The history of reputational damage is littered with the debris of bad choices, poorly worded tweets and terrible articles. It’s a field smothered in words that have come from statements, letters, Facebook posts and emails. Social media and digital have made anyone into a commentator, regardless of who they are or their understanding of a person or subject. Within these realms like misunderstanding, doubt, hate and anger, and it’s time to find ways of communicating that limit the negative and engage the positive.
At the moment of typing something on social or email, the sentiment may be hilarious, but the reality is that it can be interpreted through a thousand different moods, personalities, cultures and moments. In only one of those scenarios is the comment genuinely funny.

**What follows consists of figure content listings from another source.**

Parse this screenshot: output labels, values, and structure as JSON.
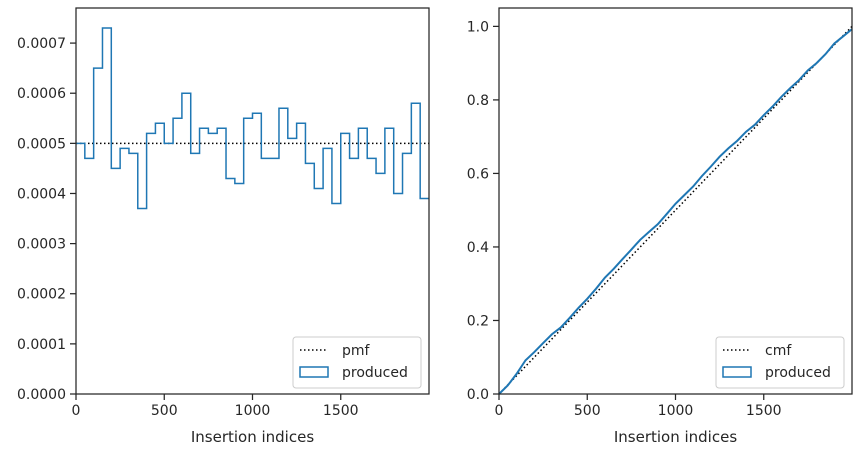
{
  "chart_data": [
    {
      "type": "histogram-step",
      "xlabel": "Insertion indices",
      "ylabel": "",
      "xlim": [
        0,
        2000
      ],
      "ylim": [
        0,
        0.00077
      ],
      "xticks": [
        0,
        500,
        1000,
        1500
      ],
      "xtick_labels": [
        "0",
        "500",
        "1000",
        "1500"
      ],
      "yticks": [
        0,
        0.0001,
        0.0002,
        0.0003,
        0.0004,
        0.0005,
        0.0006,
        0.0007
      ],
      "ytick_labels": [
        "0.0000",
        "0.0001",
        "0.0002",
        "0.0003",
        "0.0004",
        "0.0005",
        "0.0006",
        "0.0007"
      ],
      "bin_edges": [
        0,
        50,
        100,
        150,
        200,
        250,
        300,
        350,
        400,
        450,
        500,
        550,
        600,
        650,
        700,
        750,
        800,
        850,
        900,
        950,
        1000,
        1050,
        1100,
        1150,
        1200,
        1250,
        1300,
        1350,
        1400,
        1450,
        1500,
        1550,
        1600,
        1650,
        1700,
        1750,
        1800,
        1850,
        1900,
        1950,
        2000
      ],
      "series": [
        {
          "name": "pmf",
          "style": "dotted",
          "color": "#000000",
          "value": 0.0005
        },
        {
          "name": "produced",
          "style": "step",
          "color": "#1f77b4",
          "values": [
            0.0005,
            0.00047,
            0.00065,
            0.00073,
            0.00045,
            0.00049,
            0.00048,
            0.00037,
            0.00052,
            0.00054,
            0.0005,
            0.00055,
            0.0006,
            0.00048,
            0.00053,
            0.00052,
            0.00053,
            0.00043,
            0.00042,
            0.00055,
            0.00056,
            0.00047,
            0.00047,
            0.00057,
            0.00051,
            0.00054,
            0.00046,
            0.00041,
            0.00049,
            0.00038,
            0.00052,
            0.00047,
            0.00053,
            0.00047,
            0.00044,
            0.00053,
            0.0004,
            0.00048,
            0.00058,
            0.00039
          ]
        }
      ],
      "legend": {
        "location": "lower-right",
        "entries": [
          "pmf",
          "produced"
        ]
      },
      "grid": false
    },
    {
      "type": "line",
      "xlabel": "Insertion indices",
      "ylabel": "",
      "xlim": [
        0,
        2000
      ],
      "ylim": [
        0,
        1.05
      ],
      "xticks": [
        0,
        500,
        1000,
        1500
      ],
      "xtick_labels": [
        "0",
        "500",
        "1000",
        "1500"
      ],
      "yticks": [
        0,
        0.2,
        0.4,
        0.6,
        0.8,
        1.0
      ],
      "ytick_labels": [
        "0.0",
        "0.2",
        "0.4",
        "0.6",
        "0.8",
        "1.0"
      ],
      "series": [
        {
          "name": "cmf",
          "style": "dotted",
          "color": "#000000",
          "x": [
            0,
            2000
          ],
          "y": [
            0,
            1.0
          ]
        },
        {
          "name": "produced",
          "style": "line",
          "color": "#1f77b4",
          "x": [
            0,
            50,
            100,
            150,
            200,
            250,
            300,
            350,
            400,
            450,
            500,
            550,
            600,
            650,
            700,
            750,
            800,
            850,
            900,
            950,
            1000,
            1050,
            1100,
            1150,
            1200,
            1250,
            1300,
            1350,
            1400,
            1450,
            1500,
            1550,
            1600,
            1650,
            1700,
            1750,
            1800,
            1850,
            1900,
            1950,
            2000
          ],
          "y": [
            0,
            0.0235,
            0.055,
            0.0915,
            0.114,
            0.1385,
            0.1625,
            0.181,
            0.207,
            0.234,
            0.259,
            0.2865,
            0.3165,
            0.3405,
            0.367,
            0.393,
            0.4195,
            0.441,
            0.462,
            0.4895,
            0.5175,
            0.541,
            0.5645,
            0.593,
            0.6185,
            0.6455,
            0.6685,
            0.689,
            0.7135,
            0.7325,
            0.7585,
            0.782,
            0.8085,
            0.832,
            0.854,
            0.8805,
            0.9005,
            0.9245,
            0.9535,
            0.973,
            0.9925
          ]
        }
      ],
      "legend": {
        "location": "lower-right",
        "entries": [
          "cmf",
          "produced"
        ]
      },
      "grid": false
    }
  ]
}
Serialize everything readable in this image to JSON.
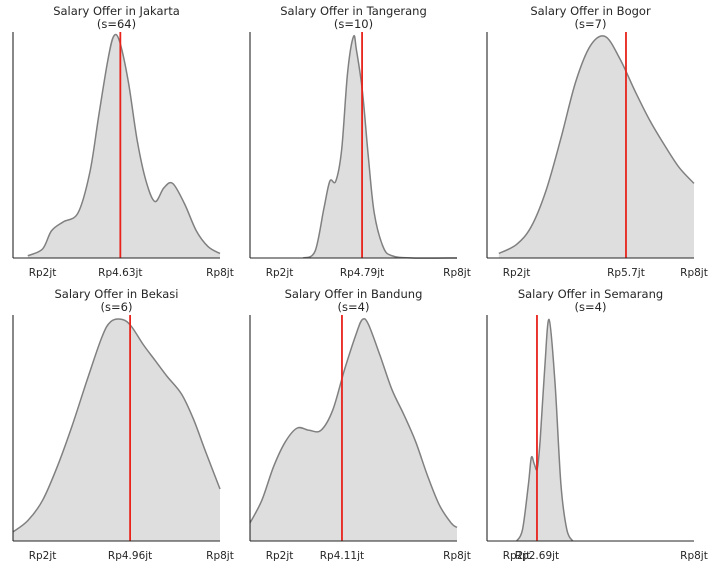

“We make multiple statements every day but social, racial and religious history often create an environment that’s afraid and humourless,” Howard Feldman explained at the Jewish Literary Festival in Cape Town. “We live in a post humour society and we need to understand the dangers of political correctness without being racist or prejudiced.”
In his course, Feldman examined the impact of culture and creed on comment and social commentary and looked to how individuals and institutions can navigate the waters without damaging reputations. It’s not easy, nor should it be. History is too complex and issues too relevant for it to be a simple task. But understanding the landscape and how to work within it is essential.
“You can be funny without appropriating culture,” he adds. “It just takes self-awareness and the ability to engage with others openly while setting your own personal issues aside.”